Между тем, взгляд Дениса продолжал непроизвольно бегать по окружающим предметам, что-то всё-время рассматривая. Их железные кровати были точно больничными, и это немного успокаивало. Денис очень хорошо запомнил такие кровати, после того, как в детстве ему вырезали апендицит, и как именно к такой кровати приходила его мама и приносила ему в больницу свежие фрукты. С той поры он просто ненавидил больницы да и вообще врачей. И то бельё, на котором сейчас ему приходилось лежать было именно больничным, - он определил это по запаху. Как ни странно, но он нигде не видел по близости ни одной тумбочки, где могли бы храниться их личные вещи. "Наверное, это реанимация" , -подумал он, рассматривая свою и Кириллову капельницы, которые были как обычно прикреплены к шестам у кровати. В дальнем углу комнаты виднелась какая-то деревянная дверь, возле которой стояло белое большое ведро. Возле стены стояла ещё одна кровать, но она была пуста. Над ней, чуть повыше что-то торчало из стены, но что именно, Денис рассмотреть не мог. Больше никаких предметов ни на белом кафеле пола ни на стенах он не увидел. Всё это казалось ему каким-то странным и необычным. И больница показалась ему странной, - не было ни медсестёр, ни врачей. А эта страшная серая решётка в стене напротив вообще сбивала с толку.

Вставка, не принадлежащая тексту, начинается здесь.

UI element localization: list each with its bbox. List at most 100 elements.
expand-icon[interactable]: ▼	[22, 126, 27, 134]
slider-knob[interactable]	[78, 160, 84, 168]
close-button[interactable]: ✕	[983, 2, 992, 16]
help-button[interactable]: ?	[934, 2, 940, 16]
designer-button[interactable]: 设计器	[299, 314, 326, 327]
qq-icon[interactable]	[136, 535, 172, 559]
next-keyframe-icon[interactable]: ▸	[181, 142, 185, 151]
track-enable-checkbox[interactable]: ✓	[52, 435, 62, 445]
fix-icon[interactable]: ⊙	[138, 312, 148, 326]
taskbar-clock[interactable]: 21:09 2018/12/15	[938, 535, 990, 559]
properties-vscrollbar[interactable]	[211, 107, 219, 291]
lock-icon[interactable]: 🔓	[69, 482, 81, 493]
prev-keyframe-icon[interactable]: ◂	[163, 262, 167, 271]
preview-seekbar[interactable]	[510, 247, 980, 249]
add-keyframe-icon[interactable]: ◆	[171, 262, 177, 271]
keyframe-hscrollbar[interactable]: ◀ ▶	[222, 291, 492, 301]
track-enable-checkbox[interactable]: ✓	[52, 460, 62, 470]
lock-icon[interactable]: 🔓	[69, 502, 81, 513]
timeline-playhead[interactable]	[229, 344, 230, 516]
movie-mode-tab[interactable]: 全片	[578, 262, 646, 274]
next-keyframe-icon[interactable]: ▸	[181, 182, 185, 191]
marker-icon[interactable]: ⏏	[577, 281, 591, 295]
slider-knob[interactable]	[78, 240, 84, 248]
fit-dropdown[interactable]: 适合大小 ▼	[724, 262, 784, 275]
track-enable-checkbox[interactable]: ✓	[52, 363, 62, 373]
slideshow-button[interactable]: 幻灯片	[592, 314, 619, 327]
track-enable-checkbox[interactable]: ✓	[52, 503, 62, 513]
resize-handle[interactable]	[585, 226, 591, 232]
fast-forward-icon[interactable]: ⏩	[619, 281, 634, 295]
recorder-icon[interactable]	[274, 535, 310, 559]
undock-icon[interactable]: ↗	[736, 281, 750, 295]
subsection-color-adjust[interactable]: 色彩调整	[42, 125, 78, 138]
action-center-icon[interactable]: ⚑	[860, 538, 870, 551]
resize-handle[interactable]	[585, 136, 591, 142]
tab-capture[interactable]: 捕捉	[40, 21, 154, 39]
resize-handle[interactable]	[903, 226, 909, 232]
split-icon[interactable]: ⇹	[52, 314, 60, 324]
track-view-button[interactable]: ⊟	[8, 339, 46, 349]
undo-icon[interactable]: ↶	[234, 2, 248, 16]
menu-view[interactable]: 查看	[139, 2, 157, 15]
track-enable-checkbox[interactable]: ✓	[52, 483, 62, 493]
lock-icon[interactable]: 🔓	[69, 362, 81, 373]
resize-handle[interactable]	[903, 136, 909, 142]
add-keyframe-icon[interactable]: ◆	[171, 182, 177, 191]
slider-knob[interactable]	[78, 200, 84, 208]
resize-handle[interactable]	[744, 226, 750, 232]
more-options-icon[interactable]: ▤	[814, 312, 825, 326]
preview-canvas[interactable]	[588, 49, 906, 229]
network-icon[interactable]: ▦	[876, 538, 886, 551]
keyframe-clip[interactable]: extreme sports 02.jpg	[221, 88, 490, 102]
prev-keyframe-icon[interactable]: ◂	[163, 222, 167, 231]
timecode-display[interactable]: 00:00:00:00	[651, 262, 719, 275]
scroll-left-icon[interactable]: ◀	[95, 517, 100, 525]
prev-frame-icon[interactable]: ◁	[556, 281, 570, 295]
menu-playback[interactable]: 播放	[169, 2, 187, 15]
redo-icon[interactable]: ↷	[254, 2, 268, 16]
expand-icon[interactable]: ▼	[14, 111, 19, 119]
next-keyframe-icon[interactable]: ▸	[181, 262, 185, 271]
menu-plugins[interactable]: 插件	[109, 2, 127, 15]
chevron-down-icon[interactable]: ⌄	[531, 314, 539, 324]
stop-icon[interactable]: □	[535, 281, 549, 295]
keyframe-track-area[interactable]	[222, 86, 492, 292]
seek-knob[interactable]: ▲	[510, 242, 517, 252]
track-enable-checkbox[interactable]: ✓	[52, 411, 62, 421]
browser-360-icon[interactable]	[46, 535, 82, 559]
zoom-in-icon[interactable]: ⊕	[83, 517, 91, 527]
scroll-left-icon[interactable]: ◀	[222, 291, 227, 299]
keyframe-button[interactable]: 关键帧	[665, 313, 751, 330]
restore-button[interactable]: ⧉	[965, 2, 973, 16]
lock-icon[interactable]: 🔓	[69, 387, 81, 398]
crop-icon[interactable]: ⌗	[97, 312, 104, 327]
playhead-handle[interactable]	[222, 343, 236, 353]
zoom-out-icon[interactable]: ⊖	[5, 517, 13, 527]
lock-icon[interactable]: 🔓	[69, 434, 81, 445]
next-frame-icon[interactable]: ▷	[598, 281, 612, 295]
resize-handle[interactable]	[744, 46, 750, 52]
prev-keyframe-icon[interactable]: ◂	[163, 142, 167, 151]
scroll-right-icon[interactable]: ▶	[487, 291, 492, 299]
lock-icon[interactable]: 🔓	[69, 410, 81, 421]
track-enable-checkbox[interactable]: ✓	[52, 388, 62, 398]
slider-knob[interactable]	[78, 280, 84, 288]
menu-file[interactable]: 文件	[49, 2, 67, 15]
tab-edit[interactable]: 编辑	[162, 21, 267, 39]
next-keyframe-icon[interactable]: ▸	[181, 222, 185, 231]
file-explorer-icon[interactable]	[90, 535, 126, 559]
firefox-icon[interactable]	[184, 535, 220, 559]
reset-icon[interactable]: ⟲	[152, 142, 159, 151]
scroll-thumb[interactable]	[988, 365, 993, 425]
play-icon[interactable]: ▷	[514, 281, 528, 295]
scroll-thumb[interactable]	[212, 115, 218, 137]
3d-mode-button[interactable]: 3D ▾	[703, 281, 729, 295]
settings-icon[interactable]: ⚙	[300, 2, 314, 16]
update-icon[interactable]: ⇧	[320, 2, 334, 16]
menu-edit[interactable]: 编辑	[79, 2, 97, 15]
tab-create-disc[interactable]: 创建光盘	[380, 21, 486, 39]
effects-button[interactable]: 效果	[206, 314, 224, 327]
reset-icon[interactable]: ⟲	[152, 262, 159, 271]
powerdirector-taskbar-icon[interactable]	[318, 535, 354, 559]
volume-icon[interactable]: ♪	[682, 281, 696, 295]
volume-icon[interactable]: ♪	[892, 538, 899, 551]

Очнулся Кирилл. Он повернул голову и увидел рядом лежащего Дениса. Их взгляды встретились.
- Где я? - шопотом спросил Кирилл, - Что случилось?
Мысль о том, что его друг пришёл в себя несколько оживила Дениса и прибавила сил.
- Мы в больнице, Кир. Что-то случилось. А что, я и сам разобрать не могу... Здесь всё-время тишина, как будто здесь никого нет.
Кирилл попытался приподняться, но у него ничего не получилось.
- Голова как ватная, ни черта ничего не помню. Давно мы здесь?
- Не знаю. Должно быть около суток, наверное.
Так они пролежали минут двадцать, пытаясь вспомнить и понять, что всё-таки с ними произошло. Они вспомнили свой вечер в ночном клубе, смогли вспомнить последние звонки Фрица, вспомнили даже, зачем они хотели встречаться, - но дальше в памяти наступал глубокий провал.
- А где Фриц? - спросил Кирилл, - Ты не знаешь где Фриц, он не звонил тебе?
- Да я говорю же, что ничего не знаю.
- О боже, что же теперь делать, - ведь у нас значит всё сорвалось... Нужно срочно выбираться отсюда... Ведь я половину денег уже взял...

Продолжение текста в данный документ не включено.